An diesem Tag

Rodolfo Graziani

Italienischer General und Politiker (1882–1955)

Anúncio

Rodolfo Graziani, Markgraf von Neghelli (* 11. August 1882 in Filettino, Provinz Frosinone; † 11. Januar 1955 in Rom) war ein italienischer Marschall, faschistischer Politiker und Publizist. Als fähigster und zugleich berüchtigtster Kolonialoffizier des faschistischen Italien steht sein Name symbolisch für die schwersten Kriegsverbrechen des Mussolini-Regimes auf dem afrikanischen Kontinent.

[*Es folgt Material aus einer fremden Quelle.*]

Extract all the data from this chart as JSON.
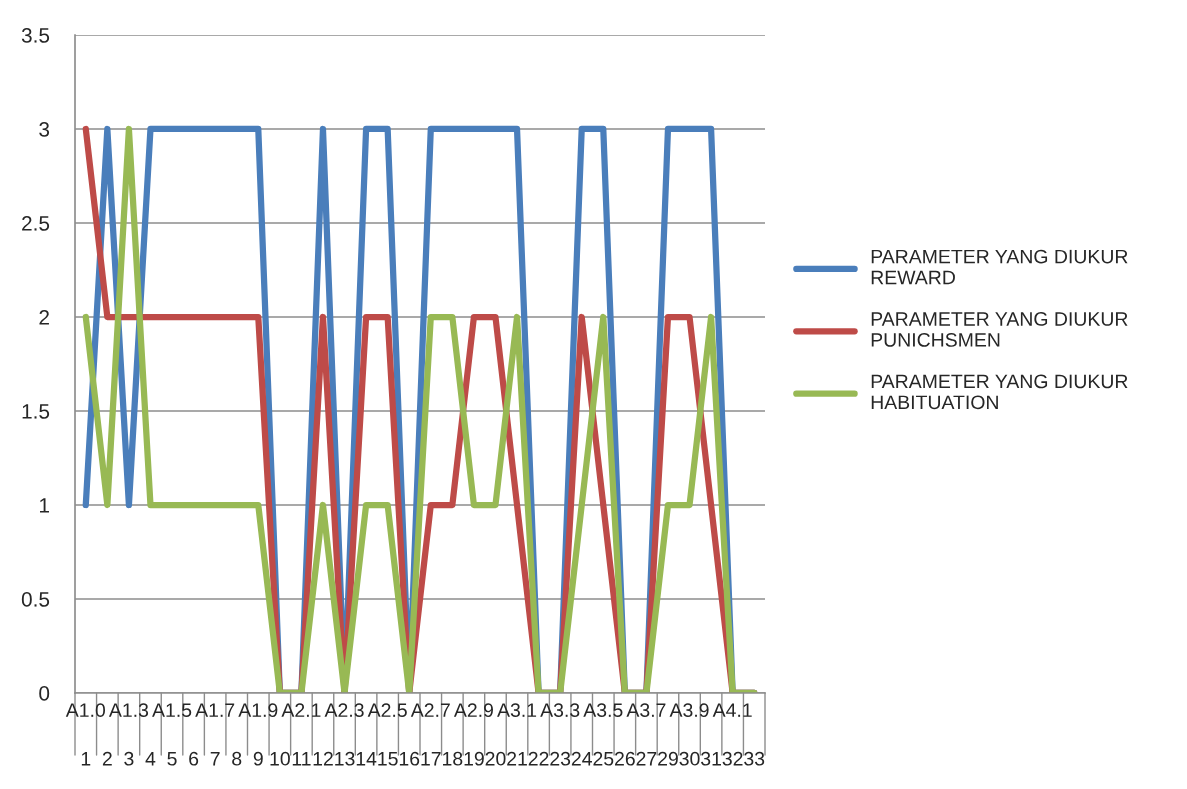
{
  "chart_data": {
    "type": "line",
    "categories": [
      "1",
      "2",
      "3",
      "4",
      "5",
      "6",
      "7",
      "8",
      "9",
      "10",
      "11",
      "12",
      "13",
      "14",
      "15",
      "16",
      "17",
      "18",
      "19",
      "20",
      "21",
      "22",
      "23",
      "24",
      "25",
      "26",
      "27",
      "29",
      "30",
      "31",
      "32",
      "33"
    ],
    "annotations": [
      "A1.0",
      "A1.3",
      "A1.5",
      "A1.7",
      "A1.9",
      "A2.1",
      "A2.3",
      "A2.5",
      "A2.7",
      "A2.9",
      "A3.1",
      "A3.3",
      "A3.5",
      "A3.7",
      "A3.9",
      "A4.1"
    ],
    "series": [
      {
        "name": "PARAMETER YANG DIUKUR\nREWARD",
        "color": "#4a7ebb",
        "values": [
          1,
          3,
          1,
          3,
          3,
          3,
          3,
          3,
          3,
          0,
          0,
          3,
          0,
          3,
          3,
          0,
          3,
          3,
          3,
          3,
          3,
          0,
          0,
          3,
          3,
          0,
          0,
          3,
          3,
          3,
          0,
          0
        ]
      },
      {
        "name": "PARAMETER YANG DIUKUR\nPUNICHSMEN",
        "color": "#be4b48",
        "values": [
          3,
          2,
          2,
          2,
          2,
          2,
          2,
          2,
          2,
          0,
          0,
          2,
          0,
          2,
          2,
          0,
          1,
          1,
          2,
          2,
          1,
          0,
          0,
          2,
          1,
          0,
          0,
          2,
          2,
          1,
          0,
          0
        ]
      },
      {
        "name": "PARAMETER YANG DIUKUR\nHABITUATION",
        "color": "#98b954",
        "values": [
          2,
          1,
          3,
          1,
          1,
          1,
          1,
          1,
          1,
          0,
          0,
          1,
          0,
          1,
          1,
          0,
          2,
          2,
          1,
          1,
          2,
          0,
          0,
          1,
          2,
          0,
          0,
          1,
          1,
          2,
          0,
          0
        ]
      }
    ],
    "ylim": [
      0,
      3.5
    ],
    "yticks": [
      0,
      0.5,
      1,
      1.5,
      2,
      2.5,
      3,
      3.5
    ],
    "grid": "y",
    "legend": "right",
    "marker": "none",
    "line_style": "solid"
  }
}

Aus kleinbürgerlichen Verhältnissen in Mittelitalien stammend, stieg Graziani während des Ersten Weltkriegs zum jüngsten Oberst des königlich-italienischen Heeres auf. Als erfolgreicher Truppenführer profilierte er sich danach auch in Italiens kolonialen Eroberungs- und Vernichtungskriegen in Libyen (1922–1932) und Äthiopien (1935–1937). Er wurde zum General und schließlich zum Marschall befördert und galt als eine Ikone des faschistischen Regimes. Bei den unterworfenen Völkern Nord- und Ostafrikas hingegen erwarb sich Graziani aufgrund seiner rücksichtslosen Brutalität einen Ruf als „Schlächter“, der an führender Stelle verantwortlich war für Massaker, Giftgaseinsätze, Todesmärsche, Deportationen, Konzentrationslager und Völkermord. Während des Zweiten Weltkrieges befehligte er 1940/41 den italienischen Angriff auf Ägypten, der jedoch desaströs scheiterte und ihn bei der Führung in Rom in Ungnade fallen ließ.

Als einziger italienischer Marschall kollaborierte Graziani auch nach dem Sturz Mussolinis weiter mit dem „Dritten Reich“. Er schloss sich der faschistischen Italienischen Sozialrepublik (RSI) an und war von September 1943 bis April 1945 deren Kriegsminister. Als solcher mobilisierte er italienische Soldaten und ließ Kriegsdienstverweigerer hinrichten. Nach der deutsch-italienischen Kapitulation in Norditalien im April 1945 war er zunächst US-amerikanischer Kriegsgefangener, wobei sowohl das Kaiserreich Äthiopien als auch das Königreich Libyen seine Auslieferung forderten. Jedoch wurde Graziani niemals für in Afrika stattgefundene Kriegsverbrechen belangt, obwohl ihn auch die United Nations War Crimes Commission als einen der größten italienischen Kriegsverbrecher listete. Für seine Kollaboration mit dem NS-Regime wurde Graziani schließlich 1950 zu 19 Jahren Haft verurteilt, allerdings nach vier Monaten begnadigt.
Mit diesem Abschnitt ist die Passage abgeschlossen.